Ferreira Gullar:
Sempre tive simpatia por Eduardo Suplicy, muito embora ele pertença ao
Partido dos Trabalhadores. Mas também tive simpatia por esse partido.
Muitos anos atrás, melhor dizendo, quando ele foi fundado, em 1980.
Naquela época, eu militava no Partido Comunista Brasileiro (PCB), que
não viu com bons olhos a criação do PT. Menos pelo partido do que por
ter, como figura principal, Luiz Inácio Lula da Silva. Os dirigentes do
PCB não confiavam nele por saber de sua atuação à frente do sindicato
dos metalúrgicos do ABC.
Mas eu argumentava: se não conseguimos mobilizar a classe operária para a
luta política, deixemos pelo menos que alguém o faça. Mais ou menos
assim pensavam também Mário Pedrosa, Antonio Cândido, Sérgio Buarque de
Holanda, entre outros intelectuais de esquerda.
Alguns deles, anos depois, retirariam seu apoio ao PT, como foi o caso
de Hélio Bicudo, que seria um dos autores do pedido de impeachment
contra Dilma Rousseff.
Essas deserções tiveram as mais diversas causas e aumentaram depois que
Lula assumiu a Presidência da República, deixando claro seu propósito de
fazer toda e qualquer concessão para permanecer indefinidamente no
poder.
Já no que me diz respeito, bem antes disso já havia mudado de opinião
quanto ao papel que Lula e seu partido desempenhariam na vida política
brasileira. O PCB tinha razão quanto à figura de Lula e seu futuro
desempenho à frente do PT e de seus propósitos chegando à chefia do
governo.
Isso tornou-se evidente quando, em seu primeiro mandato, rejeitou a
aliança com o PMDB –ao qual teria que fazer concessões– para, em vez
disso, comprar, com o mensalão, os deputados de partidos menores.
Tudo ficou claro com o escândalo do mensalão, que resultou na
condenação, pelo Supremo Tribunal Federal, dos principais auxiliares de
Lula: José Dirceu, José Genoino e Delúbio Soares. Lula fez que não sabia
de nada e contou com a lealdade dos companheiros para escapar ileso da
falcatrua.
Mas os escândalos maiores estavam por vir, conforme revelou a Operação Lava Jato.

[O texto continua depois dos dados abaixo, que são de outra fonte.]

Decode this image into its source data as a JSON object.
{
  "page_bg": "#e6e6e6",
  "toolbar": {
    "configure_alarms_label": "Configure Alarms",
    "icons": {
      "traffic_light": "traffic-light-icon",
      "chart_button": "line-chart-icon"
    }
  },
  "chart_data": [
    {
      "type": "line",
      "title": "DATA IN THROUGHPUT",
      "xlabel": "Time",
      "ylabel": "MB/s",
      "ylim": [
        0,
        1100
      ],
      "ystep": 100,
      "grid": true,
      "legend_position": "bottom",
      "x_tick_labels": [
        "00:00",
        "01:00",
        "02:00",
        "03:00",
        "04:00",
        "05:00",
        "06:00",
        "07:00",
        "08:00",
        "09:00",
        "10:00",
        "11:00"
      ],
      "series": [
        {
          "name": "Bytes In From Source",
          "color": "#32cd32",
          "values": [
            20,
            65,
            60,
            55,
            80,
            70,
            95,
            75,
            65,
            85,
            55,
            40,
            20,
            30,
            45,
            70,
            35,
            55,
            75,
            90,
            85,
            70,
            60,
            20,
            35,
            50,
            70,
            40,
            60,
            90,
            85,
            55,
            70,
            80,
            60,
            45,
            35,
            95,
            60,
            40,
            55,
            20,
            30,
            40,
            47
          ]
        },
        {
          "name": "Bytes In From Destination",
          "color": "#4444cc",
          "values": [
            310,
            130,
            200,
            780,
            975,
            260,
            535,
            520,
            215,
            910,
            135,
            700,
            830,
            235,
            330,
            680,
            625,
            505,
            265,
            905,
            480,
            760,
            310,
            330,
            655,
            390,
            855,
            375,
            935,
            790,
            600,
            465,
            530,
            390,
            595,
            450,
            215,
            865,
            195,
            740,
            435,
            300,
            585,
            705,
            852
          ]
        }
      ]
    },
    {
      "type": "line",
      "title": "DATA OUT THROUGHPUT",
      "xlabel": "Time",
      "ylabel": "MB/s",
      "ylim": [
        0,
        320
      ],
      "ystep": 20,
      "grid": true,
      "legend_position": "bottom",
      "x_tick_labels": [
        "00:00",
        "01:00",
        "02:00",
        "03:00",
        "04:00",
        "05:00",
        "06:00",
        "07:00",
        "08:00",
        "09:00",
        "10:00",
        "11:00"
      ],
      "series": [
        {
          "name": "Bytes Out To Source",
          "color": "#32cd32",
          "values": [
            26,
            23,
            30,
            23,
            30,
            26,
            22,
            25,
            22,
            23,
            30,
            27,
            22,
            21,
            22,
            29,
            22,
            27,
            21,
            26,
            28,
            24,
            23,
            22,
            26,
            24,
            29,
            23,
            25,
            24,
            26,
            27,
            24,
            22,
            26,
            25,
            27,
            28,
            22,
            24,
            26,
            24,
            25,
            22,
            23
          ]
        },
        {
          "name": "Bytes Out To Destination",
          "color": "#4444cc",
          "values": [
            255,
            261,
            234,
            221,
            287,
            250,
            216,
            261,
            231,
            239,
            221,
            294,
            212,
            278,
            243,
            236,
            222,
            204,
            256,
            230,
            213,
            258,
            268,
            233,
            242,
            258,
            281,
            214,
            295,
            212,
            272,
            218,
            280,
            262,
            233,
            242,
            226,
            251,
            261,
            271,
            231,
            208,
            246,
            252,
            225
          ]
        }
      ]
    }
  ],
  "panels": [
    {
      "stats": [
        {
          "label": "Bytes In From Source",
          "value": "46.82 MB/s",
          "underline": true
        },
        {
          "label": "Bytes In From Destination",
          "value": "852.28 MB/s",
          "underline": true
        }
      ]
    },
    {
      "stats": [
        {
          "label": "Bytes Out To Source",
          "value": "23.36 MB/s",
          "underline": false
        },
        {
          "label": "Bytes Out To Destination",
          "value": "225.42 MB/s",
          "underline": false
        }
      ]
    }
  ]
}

Negociatas envolvendo bilhões de reais, grandes empreiteiras e políticos
do PT e de outros partidos atingiriam profundamente o prestígio de Lula
e de seu partido, como ficou patente, agora, com o resultado das
eleições municipais.
Apesar de tudo isso, mantive minha simpatia por Eduardo Suplicy, talvez
por ver nele um político idealista que, embora integrante do PT, nunca
se envolveu em negociatas nem usufruiu das propinas que enriqueceram
funcionários das estatais, políticos e partidos.
Ao contrário, Suplicy, durante toda a sua atuação, insistiu em defender
os interesses da população menos favorecida. Até hoje ele batalha pela
implantação da renda básica que beneficiaria milhões de trabalhadores.
Não por acaso, enquanto seu partido, nas últimas eleições, caía para
décimo lugar na quantidade de votos obtidos, ele, Suplicy, era o mais
votado dos vereadores do país.
Ao saber disso, fiquei contente por ver que muitas vezes o eleitor vota
com justiça e consciência. Mais uma razão para que me dispusesse a
assistir a entrevista que Suplicy concedera a Roberto d'Avila. Foi
quando o ouvi, mais uma vez, manifestar sua opinião sobre os problemas
da sociedade e as medidas que propunha para resolvê-los ou atenuá-los.
Mas eis que o entrevistador pede sua opinião sobre o governo de Michel
Temer.
A resposta de Suplicy me desapontou, pois, embora sabendo-o petista, não
esperava ouvir dele o que ouvia de todos os petistas: isso de que Temer
é um presidente ilegítimo, pois não foi eleito!
Mal acreditei no que ouvi. Como Temer não foi eleito se quem votou em
Dilma votou nele? Se ela obteve 54 milhões de votos, ele os teve também,
pois a chapa era uma só. Fora isso, o vice existe para substituir o
presidente, em caso de ausência ou impedimento. Logo a presença de Temer
à frente do governo é indiscutivelmente constitucional.
Lamento dizer que, desta vez, meu estimado Suplicy pisou na bola.